Does anyone have any idea about for this 7,62x51 headstamped FN (nato) 57 which has a rubber insert in the primer pocket? It’s spent time linked which has scarred the case but it’s a colourful critter for a drill cartridge.

To add to the day I got my BSA International to Fulton’s to have a bit of work done to it. Was it worth going? Of course it was, with many thanks to the others there who made it such a worthwhile meeting.

Peter


#3

I’d agree with Peter in that it was worth going, despite having to start out at 4.30 a.m. this morning, and the meeting itself was as enjoyable as always. The disappointment for me was that I could barely find a dozen or so cartridges that were interesting enough to buy. The usual dealers were all there but there seemed to be little new stock on offer. I shall certainly keep going back to Bisley but the Dutch and German shows are looking increasingly tempting.


#4

Yes, there were a few people missing for various reasons, but it was well worth while. I bought hardly any ammo but spent far more time there than I’d expected, just talking to people about all manner of ammo and gun-related topics.

I did pick up the latest, fourth part of Tony Edwards’ excellent series on British Secondary Small Arms 1914-1919 (which naturally includes the ammo too).
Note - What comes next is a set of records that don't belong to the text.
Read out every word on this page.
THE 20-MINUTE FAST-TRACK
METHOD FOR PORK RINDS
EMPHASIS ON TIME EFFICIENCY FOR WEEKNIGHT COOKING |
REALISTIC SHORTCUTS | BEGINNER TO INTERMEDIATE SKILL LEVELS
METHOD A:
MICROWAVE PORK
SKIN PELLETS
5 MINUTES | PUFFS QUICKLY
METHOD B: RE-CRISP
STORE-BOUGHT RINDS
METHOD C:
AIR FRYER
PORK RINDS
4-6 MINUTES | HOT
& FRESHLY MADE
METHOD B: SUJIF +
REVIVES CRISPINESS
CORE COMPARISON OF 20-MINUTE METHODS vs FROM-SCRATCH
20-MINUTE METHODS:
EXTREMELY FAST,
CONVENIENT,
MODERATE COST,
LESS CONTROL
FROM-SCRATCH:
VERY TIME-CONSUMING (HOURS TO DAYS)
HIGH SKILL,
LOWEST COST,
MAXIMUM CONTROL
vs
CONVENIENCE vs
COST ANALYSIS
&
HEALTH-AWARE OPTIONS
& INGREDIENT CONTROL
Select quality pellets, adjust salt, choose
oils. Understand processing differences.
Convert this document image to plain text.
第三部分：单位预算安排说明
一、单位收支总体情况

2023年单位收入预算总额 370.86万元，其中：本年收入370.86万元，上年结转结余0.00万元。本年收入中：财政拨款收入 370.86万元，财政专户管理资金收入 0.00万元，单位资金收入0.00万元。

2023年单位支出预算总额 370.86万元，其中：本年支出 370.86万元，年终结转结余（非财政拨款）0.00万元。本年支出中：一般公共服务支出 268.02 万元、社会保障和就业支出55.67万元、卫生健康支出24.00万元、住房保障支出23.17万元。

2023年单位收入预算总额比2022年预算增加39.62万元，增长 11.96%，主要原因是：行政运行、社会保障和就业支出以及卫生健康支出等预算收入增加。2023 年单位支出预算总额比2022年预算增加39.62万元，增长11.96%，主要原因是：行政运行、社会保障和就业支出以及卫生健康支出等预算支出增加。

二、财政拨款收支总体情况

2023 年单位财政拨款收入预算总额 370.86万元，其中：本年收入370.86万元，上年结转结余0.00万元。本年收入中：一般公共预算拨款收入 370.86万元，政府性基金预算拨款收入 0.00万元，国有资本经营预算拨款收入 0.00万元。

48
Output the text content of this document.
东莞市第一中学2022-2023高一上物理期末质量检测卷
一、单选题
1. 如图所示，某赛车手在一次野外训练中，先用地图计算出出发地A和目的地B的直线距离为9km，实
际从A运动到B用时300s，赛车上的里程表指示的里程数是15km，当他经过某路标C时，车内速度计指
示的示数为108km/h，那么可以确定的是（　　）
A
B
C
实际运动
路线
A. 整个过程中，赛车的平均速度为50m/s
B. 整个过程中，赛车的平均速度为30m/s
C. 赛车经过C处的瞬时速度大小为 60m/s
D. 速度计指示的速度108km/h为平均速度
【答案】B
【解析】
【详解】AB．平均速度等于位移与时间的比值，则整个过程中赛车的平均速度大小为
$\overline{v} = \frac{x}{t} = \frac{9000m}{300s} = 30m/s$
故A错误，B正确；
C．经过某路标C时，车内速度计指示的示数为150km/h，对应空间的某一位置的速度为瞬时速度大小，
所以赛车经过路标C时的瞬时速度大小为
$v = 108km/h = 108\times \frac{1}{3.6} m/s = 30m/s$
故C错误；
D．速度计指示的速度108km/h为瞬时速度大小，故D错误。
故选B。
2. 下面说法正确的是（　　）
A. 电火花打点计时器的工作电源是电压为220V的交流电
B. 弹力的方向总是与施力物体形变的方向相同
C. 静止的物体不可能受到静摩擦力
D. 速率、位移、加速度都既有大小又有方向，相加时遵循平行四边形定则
This one is about Royal Navy equipment, and includes all sorts of oddities like Winchester lever-action carbines (Model 1892 in .44-40 and Model 94 in .30-30), Chilean and Brazilian Mausers in 7x57, ancient single-shot rifles and sundry US pistols.


#5

I can agree with all the previous posts. There were several regulars who were missing for various reasons, but it was an excellent day out.

I only picked up four rounds, but I sold a few books (thanks for the kind words, Tony) and of course the social aspects are just as important. Meeting up with old friends and simply talking about the ammo is a very enoyable way to pass a Saturday morning.

Regards
TonyE


#6

Definitely a good day out, on every level.

But … forty years of playing guitars has left me with finger tips that lack the feel to read headstamps by touch alone. The subtle intaglio on many cartridges is not conducive to reading like braille. The lighting in the room was so dim it made some form of portable lighting almost essential. Three cheers for my Maglight.

Happy collecting, Peter


#7

Reading headstamps by touch???

I have enough trouble reading them by eye even with a glass!

Regards
tonyE


#8

I found a few nice bits there. I took a look in Fulton’s as well, I found a bag of 20 fired .222 Rem cases for £2. Doesn’t sound like anything remarkable I know. However, when they all have the headstamp and particular style you have been looking for for a few years to replace a damaged example it is good to know you now have 20 of them.